Last week at the Skylight Gallery in Bedford Stuyvesant Restoration Plaza, four local children’s book authors participated in a panel on their books and writing. The gallery is also hosting the photo exhibition “I Am Here: Girls Reclaiming Safe Spaces” by Delphine Fawundu—featuring black-and-white photos of black girls in New York City, Haiti, Ghana, Nigeria, and South Africa. Local authors spoke about other writers such as Edwidge Danticat and Jamaica Kincaid, among others. See excerpts here and read full article in the link below:
When Ibi Zoboi was in high school in Bushwick and reading Edwidge Danticat’s “Breath Eyes and Memory,” she discovered her mother’s hometown in Haiti, Dame Marie, mentioned in the first few pages of the book. “It was then I decided to be a writer,” she said. ‘I had the desire to read but books weren’t that accessible for me,’ she explained growing up with an immigrant single mother. Two decades later and now an author, herself, Zoboi is committed to supporting reading for girls and also writers of color.

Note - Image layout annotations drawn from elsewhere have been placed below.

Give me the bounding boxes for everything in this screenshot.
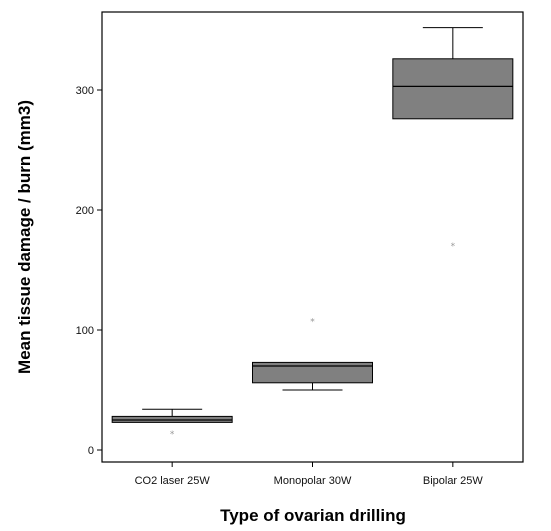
y-tick-label: 300: [76, 85, 94, 97]
x-tick-label: Monopolar 30W: [274, 475, 352, 487]
box-iqr: [392, 58, 514, 120]
outlier-point: *: [451, 242, 456, 252]
outlier-point: *: [310, 317, 315, 327]
x-axis-title: Type of ovarian drilling: [220, 506, 406, 525]
y-tick-label: 0: [88, 445, 94, 457]
y-tick-label: 200: [76, 205, 94, 217]
y-axis: 0 100 200 300: [76, 85, 102, 457]
y-tick-label: 100: [76, 325, 94, 337]
x-tick-label: Bipolar 25W: [423, 475, 484, 487]
box-group: *: [252, 317, 373, 391]
box-iqr: [252, 361, 373, 384]
y-axis-title: Mean tissue damage / burn (mm3): [15, 100, 34, 374]
box-group: *: [392, 27, 514, 252]
box-group: *: [111, 408, 233, 440]
boxes-layer: * * *: [111, 27, 514, 440]
outlier-point: *: [170, 430, 175, 440]
x-tick-label: CO2 laser 25W: [135, 475, 211, 487]
x-axis: CO2 laser 25W Monopolar 30W Bipolar 25W: [135, 462, 484, 487]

[. . .] The event was held in conjunction with and followed the Restoration’s annual RFK Memorial Holiday Party activities where the author’s books were given out as Christmas presents.
Three pre-teen girls from the Brooklyn Blossom Book Club began the afternoon by reading passages from National Book Award winner Jacqueline Woodson’s Brown Girl Dreaming, a series of vignettes in verse of her childhood.

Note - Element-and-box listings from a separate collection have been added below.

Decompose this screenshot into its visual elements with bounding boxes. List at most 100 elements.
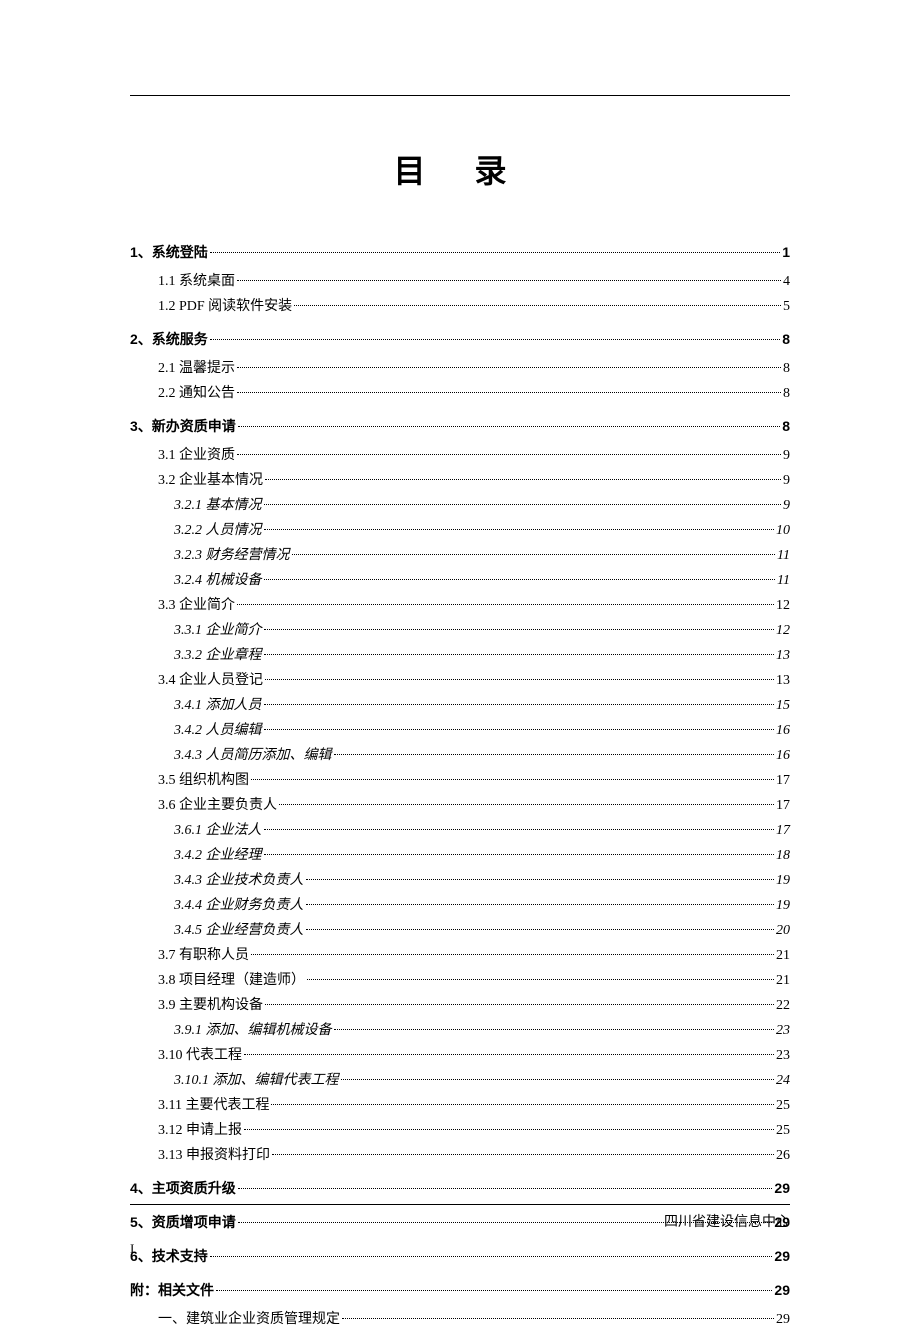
toc-entry: 1.2 PDF 阅读软件安装5 [130,295,790,315]
toc-leader [264,629,775,630]
toc-entry: 1.1 系统桌面4 [130,270,790,290]
toc-entry-label: 3.9 主要机构设备 [158,994,263,1014]
toc-entry-label: 3.8 项目经理（建造师） [158,969,305,989]
toc-entry: 3.13 申报资料打印26 [130,1144,790,1164]
toc-title: 目 录 [130,146,790,192]
toc-leader [264,654,775,655]
toc-entry-page: 21 [776,973,790,989]
toc-leader [237,367,781,368]
toc-leader [216,1290,772,1291]
toc-entry-page: 9 [783,473,790,489]
toc-entry-page: 9 [783,498,790,514]
toc-entry-label: 3.4.3 人员简历添加、编辑 [174,744,332,764]
toc-entry: 3.4.5 企业经营负责人20 [130,919,790,939]
toc-entry-page: 15 [776,698,790,714]
toc-entry-page: 17 [776,798,790,814]
toc-entry: 3.6.1 企业法人17 [130,819,790,839]
toc-leader [251,779,774,780]
toc-leader [238,1188,773,1189]
toc-entry-page: 9 [783,448,790,464]
toc-entry: 3.4.3 企业技术负责人19 [130,869,790,889]
toc-entry-label: 3.1 企业资质 [158,444,235,464]
toc-entry-page: 12 [776,623,790,639]
toc-entry-label: 3.4.2 企业经理 [174,844,262,864]
toc-entry: 3.5 组织机构图 17 [130,769,790,789]
toc-entry-page: 17 [776,773,790,789]
toc-entry: 3.2.2 人员情况10 [130,519,790,539]
toc-entry-label: 3.2.1 基本情况 [174,494,262,514]
toc-entry-page: 24 [776,1073,790,1089]
footer-page-number: I [130,1241,790,1257]
toc-entry-label: 3.12 申请上报 [158,1119,242,1139]
toc-leader [264,579,776,580]
toc-entry: 3.2.1 基本情况 9 [130,494,790,514]
toc-entry-label: 3.4.4 企业财务负责人 [174,894,304,914]
toc-leader [264,529,775,530]
toc-entry-label: 3.6 企业主要负责人 [158,794,277,814]
toc-entry-page: 8 [783,361,790,377]
toc-leader [244,1054,774,1055]
toc-entry-label: 2、系统服务 [130,329,208,349]
toc-entry: 3.4.4 企业财务负责人19 [130,894,790,914]
toc-entry-page: 8 [783,386,790,402]
toc-entry: 附：相关文件29 [130,1280,790,1300]
toc-leader [265,1004,774,1005]
toc-leader [210,339,780,340]
toc-entry-label: 3.10 代表工程 [158,1044,242,1064]
toc-entry-page: 16 [776,723,790,739]
toc-entry-page: 18 [776,848,790,864]
toc-entry-label: 1、系统登陆 [130,242,208,262]
toc-entry-label: 3.2.4 机械设备 [174,569,262,589]
toc-list: 1、系统登陆 1 1.1 系统桌面4 1.2 PDF 阅读软件安装5 2、系统服务 8 2.… [130,242,790,1328]
toc-leader [264,704,775,705]
footer-org: 四川省建设信息中心 [130,1211,790,1231]
toc-entry: 3.7 有职称人员 21 [130,944,790,964]
toc-entry-label: 3.4 企业人员登记 [158,669,263,689]
toc-entry-page: 23 [776,1048,790,1064]
toc-entry-label: 3.6.1 企业法人 [174,819,262,839]
toc-entry-label: 3.4.5 企业经营负责人 [174,919,304,939]
toc-entry-label: 2.1 温馨提示 [158,357,235,377]
toc-leader [265,679,774,680]
toc-entry: 3.3.2 企业章程13 [130,644,790,664]
toc-entry-page: 5 [783,299,790,315]
toc-entry-page: 13 [776,648,790,664]
toc-entry-page: 8 [782,418,790,434]
toc-entry-label: 3.2.2 人员情况 [174,519,262,539]
toc-entry-label: 3.2.3 财务经营情况 [174,544,290,564]
toc-entry: 4、主项资质升级29 [130,1178,790,1198]
toc-entry-label: 3.5 组织机构图 [158,769,249,789]
toc-leader [210,252,780,253]
toc-entry-page: 21 [776,948,790,964]
toc-entry-label: 3.3 企业简介 [158,594,235,614]
toc-entry: 3.3 企业简介12 [130,594,790,614]
toc-entry: 3.2 企业基本情况 9 [130,469,790,489]
toc-entry: 3.4.3 人员简历添加、编辑16 [130,744,790,764]
toc-entry-label: 3.2 企业基本情况 [158,469,263,489]
toc-leader [237,604,774,605]
toc-leader [237,280,781,281]
toc-entry-page: 1 [782,244,790,260]
toc-entry: 3.10.1 添加、编辑代表工程24 [130,1069,790,1089]
toc-entry-page: 11 [777,548,790,564]
toc-entry-label: 3.7 有职称人员 [158,944,249,964]
toc-entry: 3.8 项目经理（建造师） 21 [130,969,790,989]
toc-entry-label: 3.11 主要代表工程 [158,1094,269,1114]
toc-leader [334,754,775,755]
toc-entry-page: 8 [782,331,790,347]
toc-entry-label: 3.4.2 人员编辑 [174,719,262,739]
toc-leader [272,1154,774,1155]
toc-leader [306,879,775,880]
toc-entry-page: 4 [783,274,790,290]
footer: 四川省建设信息中心 I [130,1204,790,1257]
toc-leader [264,829,775,830]
toc-entry-label: 3.4.1 添加人员 [174,694,262,714]
top-rule [130,95,790,96]
toc-entry: 3.9.1 添加、编辑机械设备23 [130,1019,790,1039]
toc-entry-label: 3.4.3 企业技术负责人 [174,869,304,889]
toc-entry: 3.4 企业人员登记13 [130,669,790,689]
toc-entry: 3.9 主要机构设备22 [130,994,790,1014]
toc-entry: 3.3.1 企业简介12 [130,619,790,639]
toc-entry-label: 3、新办资质申请 [130,416,236,436]
toc-leader [251,954,774,955]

The panelists then gave background to their books before reading selections. Woodson read three chapters: she wrote of respecting leaving the classroom during the Pledge of Allegiance in respect to her grandparents’ Jehovah Witness beliefs; she told of her uncle becoming a Black Muslim in prison, and she described the historical origins of Bushwick, her neighborhood growing up.
Author Renee Watson read from her middle grade novel “What Momma Left Me,” which is about a girl in middle school coming to terms with the violent death of her mother at the hands of her father.
Children’s literature award winner Tonya Cherie Hegamin read from her historical fiction novel “Willow,” which is about life on either side of the boundary of slavery and freedom, the Mason-Dixon line.
The fourth panelist Zetta Elliot selected a passage from her self-published “An Angel for Mariqua” for early readers inspired by a girl she met on a school visit who was teased because her father was in prison.
Abadai Zoboi, age 12, led the pre-teens in questioning the authors by asking how much “does your environment affect” [your] stories. When Abadai asked, “Who inspired you?” Many of the panelists agreed that they learned about writing from reading other writers. Elliot mentioned Toni Morrison and Jamaica Kincaid. Woodson mentioned John Steptoe and James Baldwin.
[. . .] It was noted that of the 3,000 children books published a year, only three percent have main characters who are children of color.